There are calls for continued investment in the sector
The numbers of people using sustainable modes of transport to travel into Dublin city centre increased.
They now account for over two-thirds of all journeys.
The Canal Cordon Report 2016, published by National Transport Authority (NTA) and Dublin City Council, shows 134,559 people travel into the city centre at peak time using bus, train, Luas, walking or cycling.
This is up from 132,188 back in 2015.
By contrast, the number of people entering the city centre by car is down from 67,755 in 2015 to 67,442 last year.
This means the gap between people using sustainable modes and non-sustainable modes of transport continues to grow.

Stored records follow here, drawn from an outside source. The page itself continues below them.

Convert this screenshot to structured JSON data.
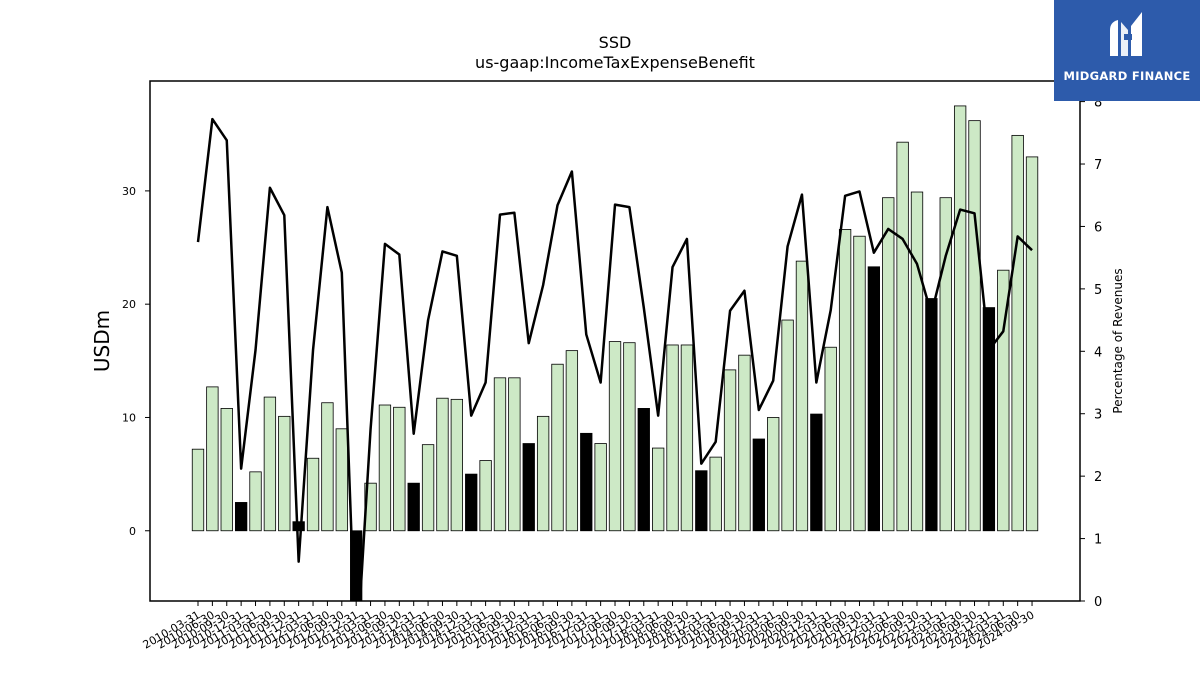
{
  "chart_data": {
    "type": "bar",
    "title": "SSD",
    "subtitle": "us-gaap:IncomeTaxExpenseBenefit",
    "ylabel": "USDm",
    "y2label": "Percentage of Revenues",
    "ylim": [
      -6.2,
      39.7
    ],
    "y2lim": [
      0,
      8.33
    ],
    "yticks": [
      0,
      10,
      20,
      30
    ],
    "y2ticks": [
      0,
      1,
      2,
      3,
      4,
      5,
      6,
      7,
      8
    ],
    "categories": [
      "2010-03-31",
      "2010-06-30",
      "2010-09-30",
      "2010-12-31",
      "2011-03-31",
      "2011-06-30",
      "2011-09-30",
      "2011-12-31",
      "2012-03-31",
      "2012-06-30",
      "2012-09-30",
      "2012-12-31",
      "2013-03-31",
      "2013-06-30",
      "2013-09-30",
      "2013-12-31",
      "2014-03-31",
      "2014-06-30",
      "2014-09-30",
      "2014-12-31",
      "2015-03-31",
      "2015-06-30",
      "2015-09-30",
      "2015-12-31",
      "2016-03-31",
      "2016-06-30",
      "2016-09-30",
      "2016-12-31",
      "2017-03-31",
      "2017-06-30",
      "2017-09-30",
      "2017-12-31",
      "2018-03-31",
      "2018-06-30",
      "2018-09-30",
      "2018-12-31",
      "2019-03-31",
      "2019-06-30",
      "2019-09-30",
      "2019-12-31",
      "2020-03-31",
      "2020-06-30",
      "2020-09-30",
      "2020-12-31",
      "2021-03-31",
      "2021-06-30",
      "2021-09-30",
      "2021-12-31",
      "2022-03-31",
      "2022-06-30",
      "2022-09-30",
      "2022-12-31",
      "2023-03-31",
      "2023-06-30",
      "2023-09-30",
      "2023-12-31",
      "2024-03-31",
      "2024-06-30",
      "2024-09-30"
    ],
    "series": [
      {
        "kind": "bar",
        "values": [
          7.2,
          12.7,
          10.8,
          2.5,
          5.2,
          11.8,
          10.1,
          0.8,
          6.4,
          11.3,
          9.0,
          -8.5,
          4.2,
          11.1,
          10.9,
          4.2,
          7.6,
          11.7,
          11.6,
          5.0,
          6.2,
          13.5,
          13.5,
          7.7,
          10.1,
          14.7,
          15.9,
          8.6,
          7.7,
          16.7,
          16.6,
          10.8,
          7.3,
          16.4,
          16.4,
          5.3,
          6.5,
          14.2,
          15.5,
          8.1,
          10.0,
          18.6,
          23.8,
          10.3,
          16.2,
          26.6,
          26.0,
          23.3,
          29.4,
          34.3,
          29.9,
          20.5,
          29.4,
          37.5,
          36.2,
          19.7,
          23.0,
          34.9,
          33.0
        ],
        "highlight": [
          false,
          false,
          false,
          true,
          false,
          false,
          false,
          true,
          false,
          false,
          false,
          true,
          false,
          false,
          false,
          true,
          false,
          false,
          false,
          true,
          false,
          false,
          false,
          true,
          false,
          false,
          false,
          true,
          false,
          false,
          false,
          true,
          false,
          false,
          false,
          true,
          false,
          false,
          false,
          true,
          false,
          false,
          false,
          true,
          false,
          false,
          false,
          true,
          false,
          false,
          false,
          true,
          false,
          false,
          false,
          true,
          false,
          false,
          false
        ]
      },
      {
        "kind": "line",
        "axis": "right",
        "values": [
          5.75,
          7.72,
          7.38,
          2.12,
          4.02,
          6.62,
          6.18,
          0.63,
          4.02,
          6.31,
          5.26,
          -1.0,
          2.75,
          5.72,
          5.55,
          2.68,
          4.5,
          5.6,
          5.53,
          2.97,
          3.5,
          6.19,
          6.22,
          4.13,
          5.06,
          6.34,
          6.88,
          4.27,
          3.5,
          6.35,
          6.31,
          4.7,
          2.97,
          5.35,
          5.8,
          2.2,
          2.55,
          4.65,
          4.97,
          3.06,
          3.53,
          5.68,
          6.51,
          3.5,
          4.66,
          6.49,
          6.56,
          5.58,
          5.96,
          5.8,
          5.4,
          4.6,
          5.53,
          6.27,
          6.21,
          4.02,
          4.32,
          5.84,
          5.62
        ]
      }
    ],
    "colors": {
      "bar": "#cde9c6",
      "bar_highlight": "#000000",
      "line": "#000000"
    },
    "legend": "none",
    "grid": false
  },
  "logo": {
    "text": "MIDGARD FINANCE",
    "background": "#2d5bab"
  }
}
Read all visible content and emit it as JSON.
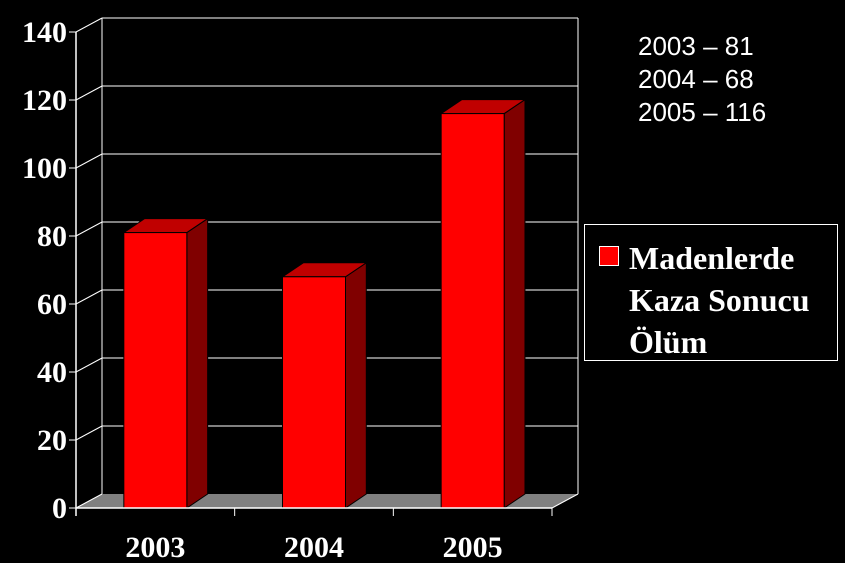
{
  "chart_data": {
    "type": "bar",
    "categories": [
      "2003",
      "2004",
      "2005"
    ],
    "series": [
      {
        "name": "Madenlerde Kaza Sonucu Ölüm",
        "values": [
          81,
          68,
          116
        ]
      }
    ],
    "ylim": [
      0,
      140
    ],
    "yticks": [
      0,
      20,
      40,
      60,
      80,
      100,
      120,
      140
    ],
    "grid": true,
    "legend": "right",
    "style": "3d-column",
    "colors": {
      "background": "#000000",
      "bar_front": "#ff0000",
      "bar_side": "#800000",
      "bar_top": "#c00000",
      "floor": "#808080",
      "grid": "#ffffff"
    }
  },
  "annotations": [
    "2003 – 81",
    "2004 – 68",
    "2005 – 116"
  ],
  "legend": {
    "label": "Madenlerde Kaza Sonucu Ölüm"
  }
}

Sustainable journeys accounted for 67% of journeys in 2016, compared to 66% in 2015.
The number of sustainable journeys in 2010 was 59% and it has increased every year since.
The chief executive of the NTA, Anne Graham, said: "What we are witnessing here, not just in 2016, but over a period of the last six years or so, is a steady shift from the car to the more sustainable alternatives like public transport, cycling and walking.
"We have seen innovations such as Leap Card, Real Time Passenger Information, journey planner apps etc, and these when combined with investment in transport infrastructure such as Luas Cross City, more buses for Dublin Bus and Bus Éireann, and rail projects like Phoenix Park Tunnel, make public transport an increasingly attractive alternative to the car."
The NTA believes to build on this momentum, an ambitious investment programme is needed in plans such as those for Metro North and the DART expansion.
The report has been circulated to members of Dublin City Council Transport SPC for discussion at their next meeting.
However the Dublin Chamber of Commerce say the figures show the capital is on a one-way ticket to congestion.
According to Mary Rose Burke: "The number of people travelling in and out of Dublin city centre is now almost back at peak levels.
"But while numbers are growing, investment levels remain stagnant. This needs to be addressed urgently. Dublin's public transport infrastructure is at saturation point on a daily basis - at a time when a significant number of growth opportunities are opening up for the city as a result of Brexit and wider economic impetus."
She said the current congestion problems are due to "the significant lack of investment" in transport infrastructure over the past decade.
"A considerable increase in investment is now required before the city grinds to a halt.
"As the economy continues to grow, the pressure on our transport network is only going to increase."
The Chamber of Commerce say Dublin is spending around €175m while competitor cities abroad like Manchester and London are spending two to three times as much.
It has warned that increasing congestion is one of the competitiveness factors that will put off companies and staff from coming to Dublin.